Depois de ter tramas elogiadas por criticar a homofobia e tratar os relacionamentos homossexuais com naturalidade, as novelas da TV aberta recuaram na abordagem de personagens gays, segundo a reportagem "Emissoras no armário", publicada neste domingo pelo jornal Folha de S.Paulo.



"Amor e Revolução" (SBT) mostrou um beijo lésbico entre Marcela (Luciana Vendramini) e Marina (Giselle Tigre). Mas a mesma cena entre Jeová (Lui Mendes) e Chico (Carlos Artur Thiré) foi vetada.



Em nota, a emissora explicou ao jornal ter tomado a decisão após uma pesquisa mostrar insatisfação "em relação às cenas de violência demasiada e beijo gay explícito, que incomodaram a maioria das famílias brasileiras". A Globo não citou pesquisas para esfriar a história de "Insensato Coração", cortando cenas gravadas. "Nossa tramas registram a afetividade e o preconceito, mas não cabe exaltação", informou em nota.



As decisões das emissoras causaram surpresa e decepção entre defensores dos direitos dos homossexuais, especialmente no caso de "Insensato Coração", que foi considerada um marco pela denúncia da homofobia. O próprio Ministério da Justiça, órgão responsável pela classificação indicativa, decidiu mantê-la como "não recomendada para menores de 12 anos" (ao invés de 14 anos).



A decisão, publicada no "Diário Oficial" nesta semana, cita que a novela tem "conteúdos de natureza educativa e relevância social, com reflexos positivos e respeito à diversidade".



BEIJO PROIBIDO



A cautela na exibição de afeto entre homossexuais é antiga na Globo. Em 20 de dezembro de 1998, o cinegrafista Hugo Sá Peixoto e seu chefe, Amaury Trolize, foram demitidos após a exibição de um beijo entre homens em imagens que entraram ao vivo no "Fantástico".

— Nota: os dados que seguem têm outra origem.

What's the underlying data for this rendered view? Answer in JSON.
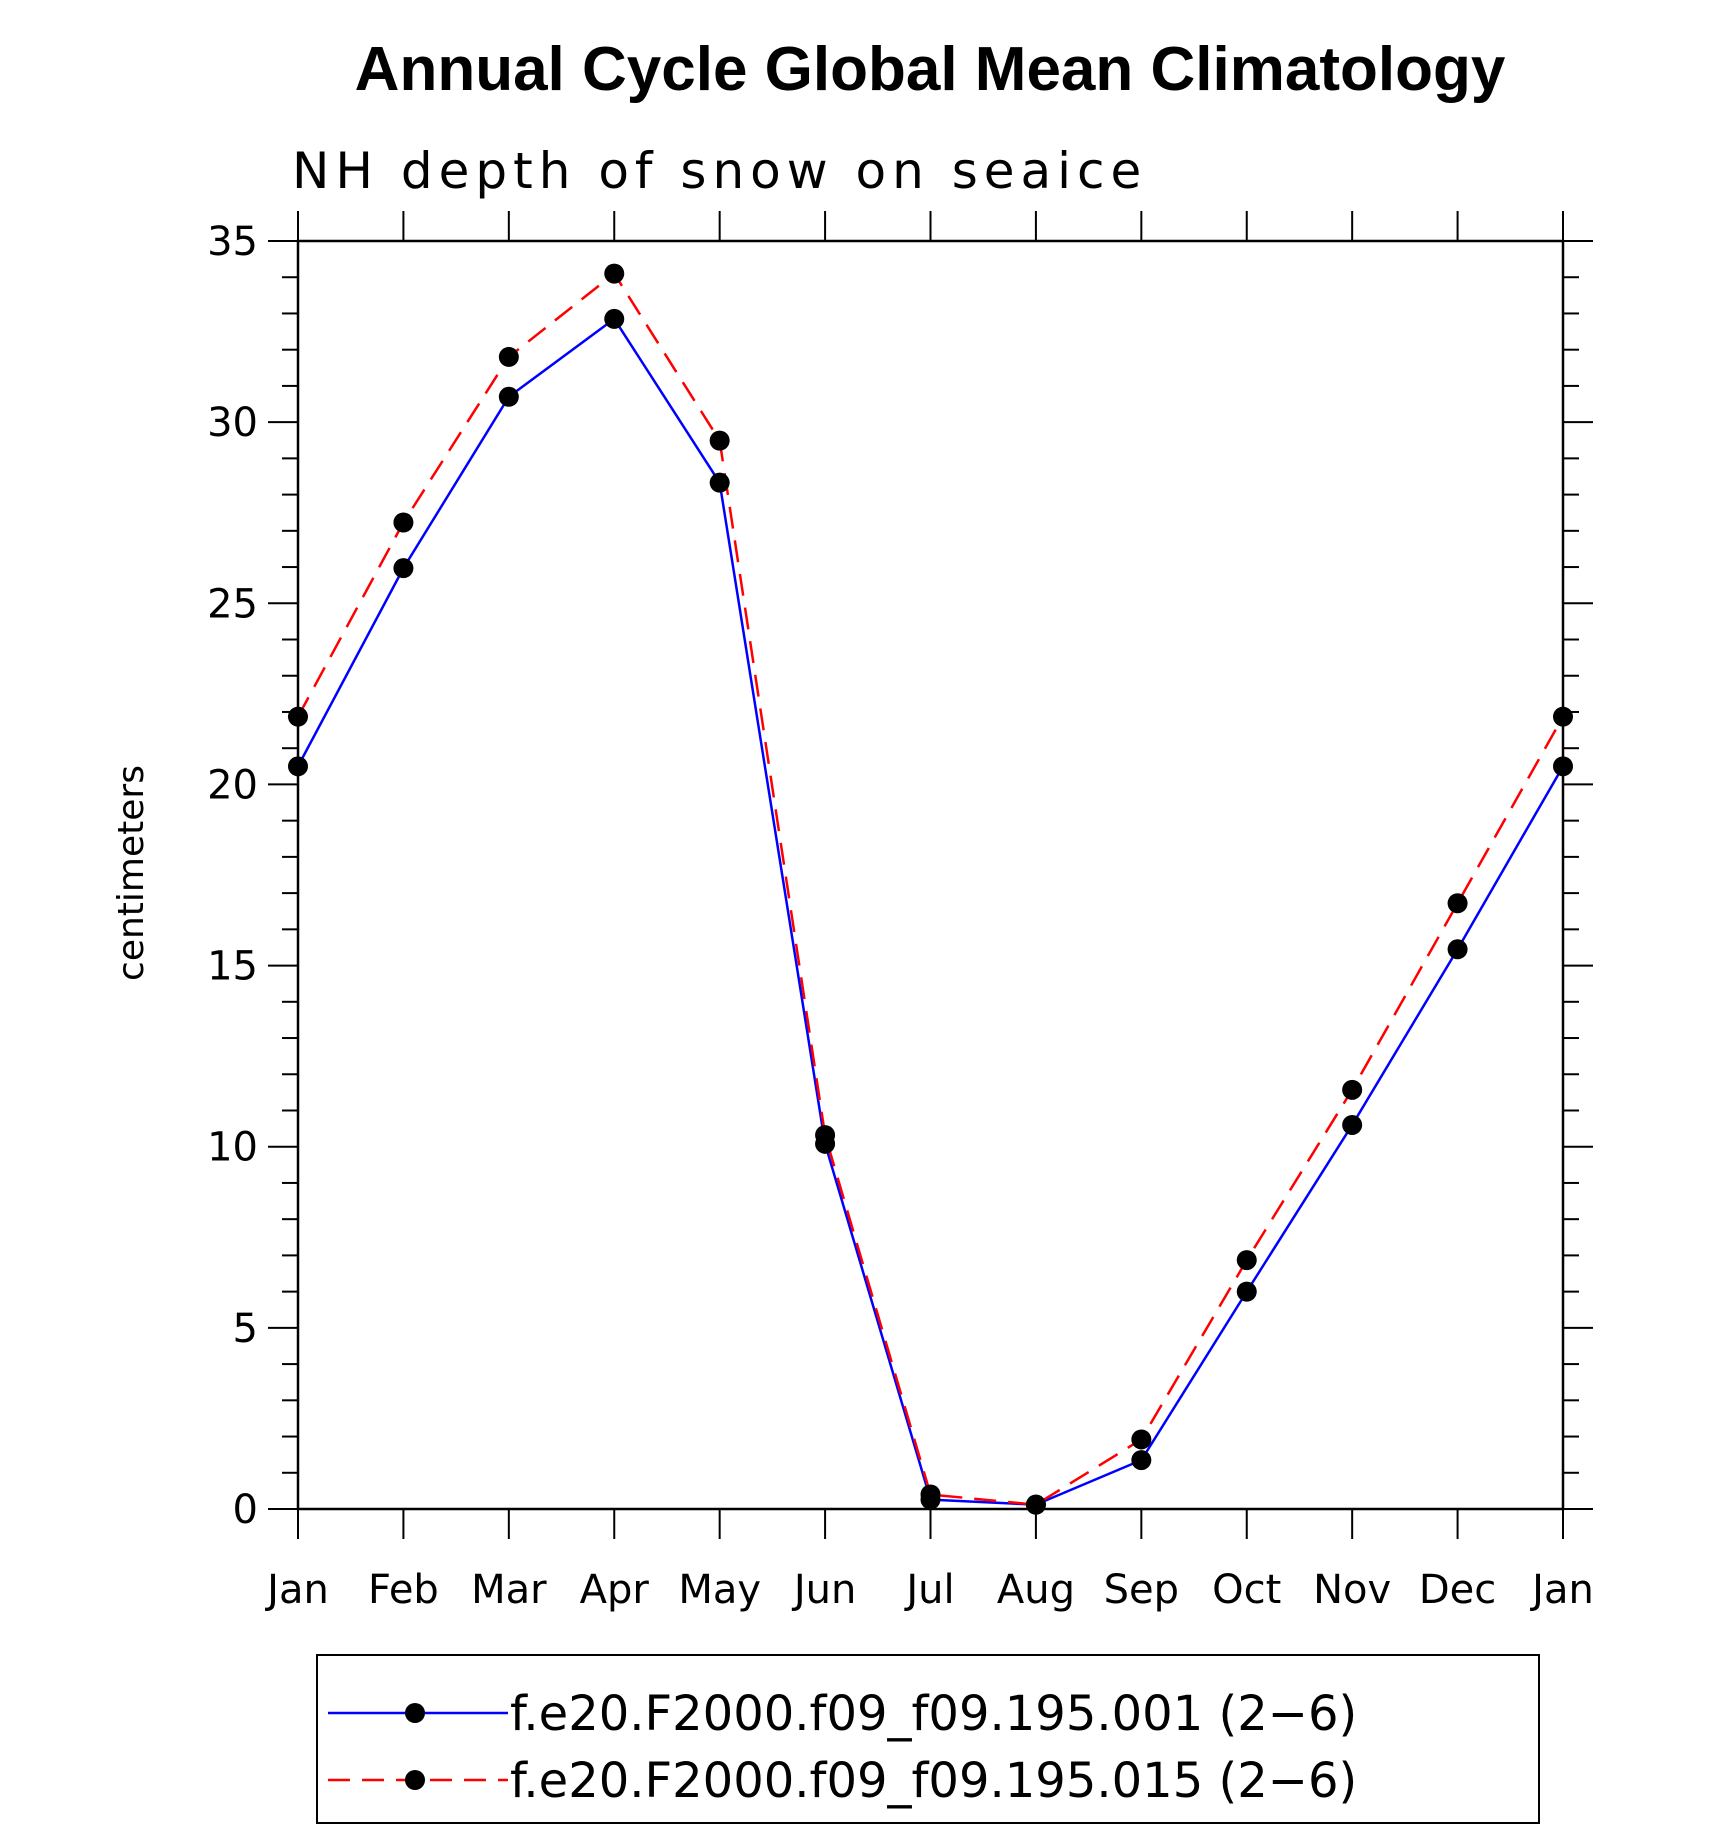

A emissora explicou, em nota, que as demissões ocorreram na época porque eles desrespeitaram "uma recomendação". Ambos, porém, dizem que "foi um acidente".



" O proibido de ontem não é mais o de hoje", ressente-se Peixoto, que trabalhou por 26 anos na Globo. Quase 13 anos após sua saída, a mesma emissora exibiu, no "Jornal Nacional", em horário nobre, um selinho entre dois homens em reportagem sobre a última Parada Gay de São Paulo.



Especialistas ouvidos pela Folha destacaram a importância de dar visibilidade a cenas de afeto entre gays.



Deixando o politicamente correto de lado, no entanto, o que parece consensual adquire contornos controversos quando o assunto é a veiculação de imagens de beijos e carinhos entre dois homens ou duas mulheres.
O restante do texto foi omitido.